The Making of XCOM’s Jake Solomon

Polygon is offering a very comprehensive and very interesting feature on XCOM: Enemy Unknown’s development, seen through the eyes of its lead designer and public face Jake Solomon.

The feature makes it abundantly clear that the game had a very problematic development, with the team starting over multiple types before hitting a design they were satisfied with (with the help of Firaxis’ almighty godfather Sid Meier), and even includes a few never-seen-before videos of the earlier designs.

Here’s a snip:

Looking back on the vertical slice now, Greg Foertsch can’t believe how terrible it was.

“It was so bad,” Foertsch says. “We made the ’94 game now. … It just didn’t feel right. We changed the movements and all that. Going back now, I just don’t remember it when I played it the first time around being quite as painful.”

Solomon admits now that the game he had envisioned was overly complicated.

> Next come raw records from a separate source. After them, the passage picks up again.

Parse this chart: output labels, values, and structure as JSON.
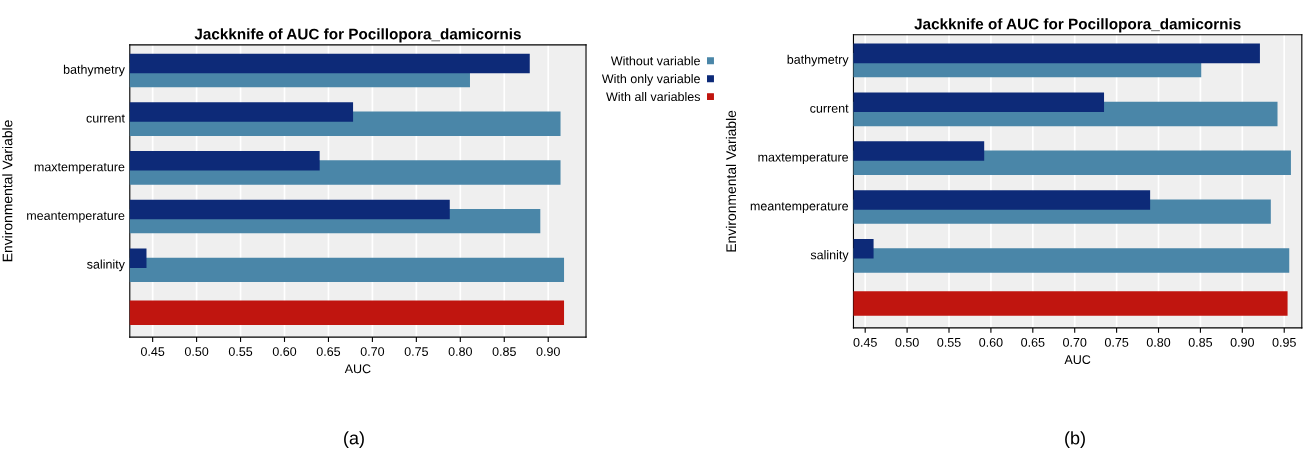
{
  "chart_data": [
    {
      "type": "bar",
      "orientation": "horizontal",
      "title": "Jackknife of AUC for Pocillopora_damicornis",
      "xlabel": "AUC",
      "ylabel": "Environmental Variable",
      "categories": [
        "bathymetry",
        "current",
        "maxtemperature",
        "meantemperature",
        "salinity",
        null
      ],
      "series": [
        {
          "name": "Without variable",
          "color": "#4a86a8",
          "values": [
            0.811,
            0.914,
            0.914,
            0.891,
            0.918,
            null
          ]
        },
        {
          "name": "With only variable",
          "color": "#0d2a78",
          "values": [
            0.879,
            0.678,
            0.64,
            0.788,
            0.443,
            null
          ]
        },
        {
          "name": "With all variables",
          "color": "#c0150f",
          "values": [
            null,
            null,
            null,
            null,
            null,
            0.918
          ]
        }
      ],
      "xlim": [
        0.424,
        0.943
      ],
      "xticks": [
        {
          "value": 0.45,
          "label": "0.45"
        },
        {
          "value": 0.5,
          "label": "0.50"
        },
        {
          "value": 0.55,
          "label": "0.55"
        },
        {
          "value": 0.6,
          "label": "0.60"
        },
        {
          "value": 0.65,
          "label": "0.65"
        },
        {
          "value": 0.7,
          "label": "0.70"
        },
        {
          "value": 0.75,
          "label": "0.75"
        },
        {
          "value": 0.8,
          "label": "0.80"
        },
        {
          "value": 0.85,
          "label": "0.85"
        },
        {
          "value": 0.9,
          "label": "0.90"
        }
      ],
      "grid": "x",
      "legend": "top right",
      "annotations": [
        "(a)"
      ]
    },
    {
      "type": "bar",
      "orientation": "horizontal",
      "title": "Jackknife of AUC for Pocillopora_damicornis",
      "xlabel": "AUC",
      "ylabel": "Environmental Variable",
      "categories": [
        "bathymetry",
        "current",
        "maxtemperature",
        "meantemperature",
        "salinity",
        null
      ],
      "series": [
        {
          "color": "#4a86a8",
          "values": [
            0.851,
            0.942,
            0.958,
            0.934,
            0.956,
            null
          ]
        },
        {
          "color": "#0d2a78",
          "values": [
            0.921,
            0.735,
            0.592,
            0.79,
            0.46,
            null
          ]
        },
        {
          "color": "#c0150f",
          "values": [
            null,
            null,
            null,
            null,
            null,
            0.954
          ]
        }
      ],
      "xlim": [
        0.436,
        0.971
      ],
      "xticks": [
        {
          "value": 0.45,
          "label": "0.45"
        },
        {
          "value": 0.5,
          "label": "0.50"
        },
        {
          "value": 0.55,
          "label": "0.55"
        },
        {
          "value": 0.6,
          "label": "0.60"
        },
        {
          "value": 0.65,
          "label": "0.65"
        },
        {
          "value": 0.7,
          "label": "0.70"
        },
        {
          "value": 0.75,
          "label": "0.75"
        },
        {
          "value": 0.8,
          "label": "0.80"
        },
        {
          "value": 0.85,
          "label": "0.85"
        },
        {
          "value": 0.9,
          "label": "0.90"
        },
        {
          "value": 0.95,
          "label": "0.95"
        }
      ],
      "grid": "x",
      "legend": false,
      "annotations": [
        "(b)"
      ]
    }
  ]
}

“It’s hard to even describe now,” Solomon says. “I don’t know what I was thinking. It was the original game, and then over the top of that I had put … soldier abilities … a cover system … new alien abilities … new weapons. It was … incredibly complicated not complex. Complex is fun, complicated is bad. This was a very complicated game. It was more complicated than the original.”

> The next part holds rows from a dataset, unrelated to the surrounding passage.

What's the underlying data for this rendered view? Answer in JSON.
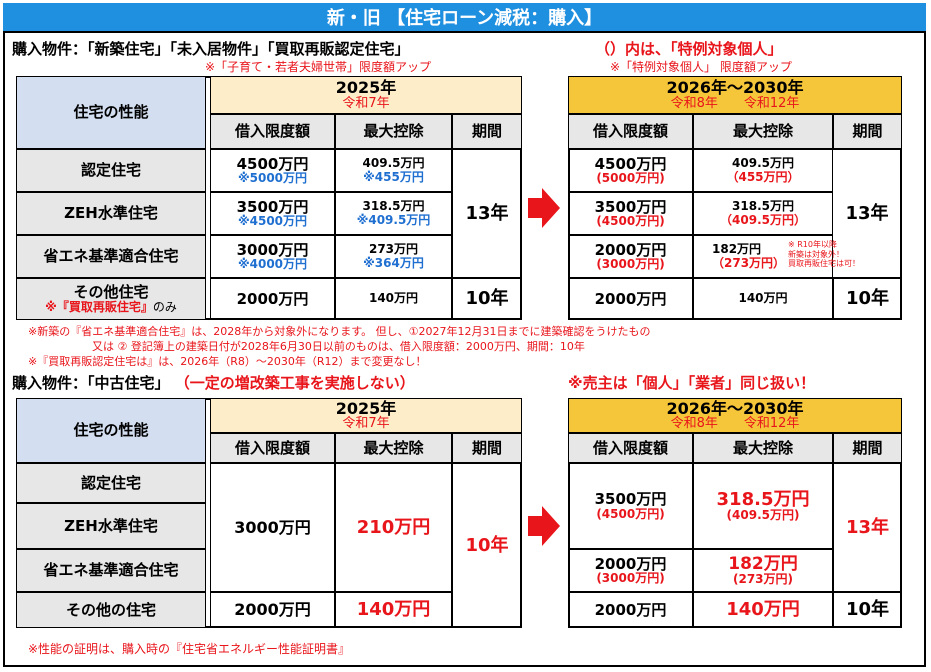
{
  "title": "新・旧 【住宅ローン減税：購入】",
  "section1": {
    "heading": "購入物件：「新築住宅」「未入居物件」「買取再販認定住宅」",
    "special_note": "（）内は、「特例対象個人」",
    "sub_note_left": "※「子育て・若者夫婦世帯」限度額アップ",
    "sub_note_right": "※「特例対象個人」 限度額アップ",
    "perf_header": "住宅の性能",
    "rows": [
      "認定住宅",
      "ZEH水準住宅",
      "省エネ基準適合住宅",
      "その他住宅"
    ],
    "other_sub": "※『買取再販住宅』",
    "other_sub2": "のみ",
    "left_year": "2025年",
    "left_era": "令和7年",
    "right_year": "2026年～2030年",
    "right_era_a": "令和8年",
    "right_era_b": "令和12年",
    "col_limit": "借入限度額",
    "col_deduct": "最大控除",
    "col_period": "期間",
    "left_vals": [
      {
        "limit": "4500万円",
        "limit_alt": "※5000万円",
        "deduct": "409.5万円",
        "deduct_alt": "※455万円"
      },
      {
        "limit": "3500万円",
        "limit_alt": "※4500万円",
        "deduct": "318.5万円",
        "deduct_alt": "※409.5万円"
      },
      {
        "limit": "3000万円",
        "limit_alt": "※4000万円",
        "deduct": "273万円",
        "deduct_alt": "※364万円"
      },
      {
        "limit": "2000万円",
        "limit_alt": "",
        "deduct": "140万円",
        "deduct_alt": ""
      }
    ],
    "left_period_a": "13年",
    "left_period_b": "10年",
    "right_vals": [
      {
        "limit": "4500万円",
        "limit_alt": "(5000万円)",
        "deduct": "409.5万円",
        "deduct_alt": "（455万円）"
      },
      {
        "limit": "3500万円",
        "limit_alt": "(4500万円)",
        "deduct": "318.5万円",
        "deduct_alt": "（409.5万円）"
      },
      {
        "limit": "2000万円",
        "limit_alt": "(3000万円)",
        "deduct": "182万円",
        "deduct_alt": "（273万円）"
      },
      {
        "limit": "2000万円",
        "limit_alt": "",
        "deduct": "140万円",
        "deduct_alt": ""
      }
    ],
    "right_period_a": "13年",
    "right_period_b": "10年",
    "r10_note_1": "※ R10年以降",
    "r10_note_2": "新築は対象外！",
    "r10_note_3": "買取再販住宅は可！",
    "foot1": "※新築の『省エネ基準適合住宅』は、2028年から対象外になります。 但し、①2027年12月31日までに建築確認をうけたもの",
    "foot2": "又は ② 登記簿上の建築日付が2028年6月30日以前のものは、借入限度額：2000万円、",
    "foot2b": "期間：10年",
    "foot3": "※『買取再販認定住宅は』は、2026年（R8）～2030年（R12）まで変更なし！"
  },
  "section2": {
    "heading": "購入物件：「中古住宅」",
    "heading_red": "（一定の増改築工事を実施しない）",
    "seller_note": "※売主は「個人」「業者」同じ扱い！",
    "perf_header": "住宅の性能",
    "rows": [
      "認定住宅",
      "ZEH水準住宅",
      "省エネ基準適合住宅",
      "その他の住宅"
    ],
    "left_year": "2025年",
    "left_era": "令和7年",
    "right_year": "2026年～2030年",
    "right_era_a": "令和8年",
    "right_era_b": "令和12年",
    "col_limit": "借入限度額",
    "col_deduct": "最大控除",
    "col_period": "期間",
    "left_limit_a": "3000万円",
    "left_deduct_a": "210万円",
    "left_limit_b": "2000万円",
    "left_deduct_b": "140万円",
    "left_period": "10年",
    "right_limit_a": "3500万円",
    "right_limit_a_alt": "(4500万円)",
    "right_deduct_a": "318.5万円",
    "right_deduct_a_alt": "(409.5万円)",
    "right_limit_b": "2000万円",
    "right_limit_b_alt": "(3000万円)",
    "right_deduct_b": "182万円",
    "right_deduct_b_alt": "(273万円)",
    "right_limit_c": "2000万円",
    "right_deduct_c": "140万円",
    "right_period_a": "13年",
    "right_period_b": "10年",
    "foot": "※性能の証明は、購入時の『住宅省エネルギー性能証明書』"
  },
  "colors": {
    "title_bg": "#1f8fe0",
    "red": "#e8151b",
    "blue": "#1f6fd1",
    "year_bg": "#fdeec9",
    "perf_bg": "#d3dff0"
  }
}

Solomon and his team had reached a failure point, and after long hours spent crying in Meier’s green chair, Solomon knew what he had to do.

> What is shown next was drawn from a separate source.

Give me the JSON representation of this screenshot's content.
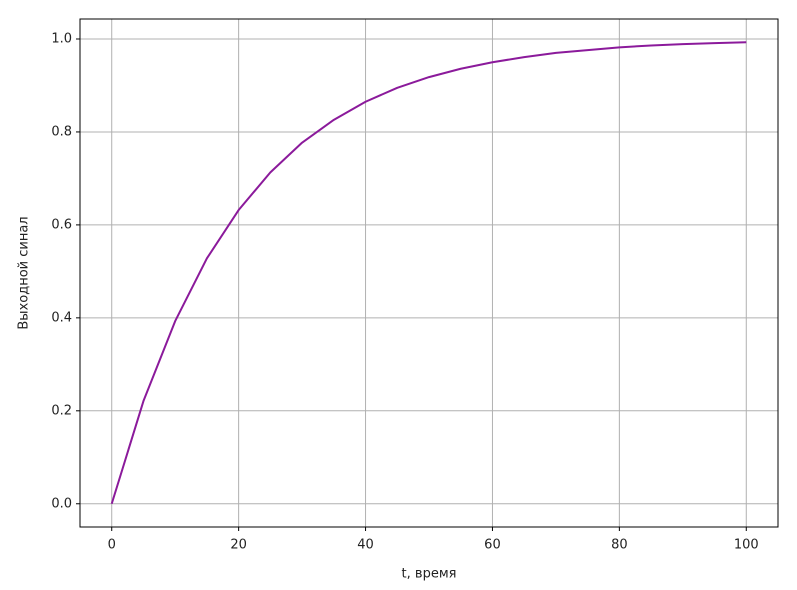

“I went to [Foertsch and Lead Programmer Casey O’Toole] and I said, ‘Look, we have to start over. I have a new idea. But everything we just worked on for 10 or 11 months or whatever, we’re gonna have to scrap it.'”

It’s a really fascinating journey into a fairly prominent and unique title’s development, and I encourage our reader to find space in their day to spend 10/20 minutes to read the feature from start to finish. Kudos to Polygon for writing it!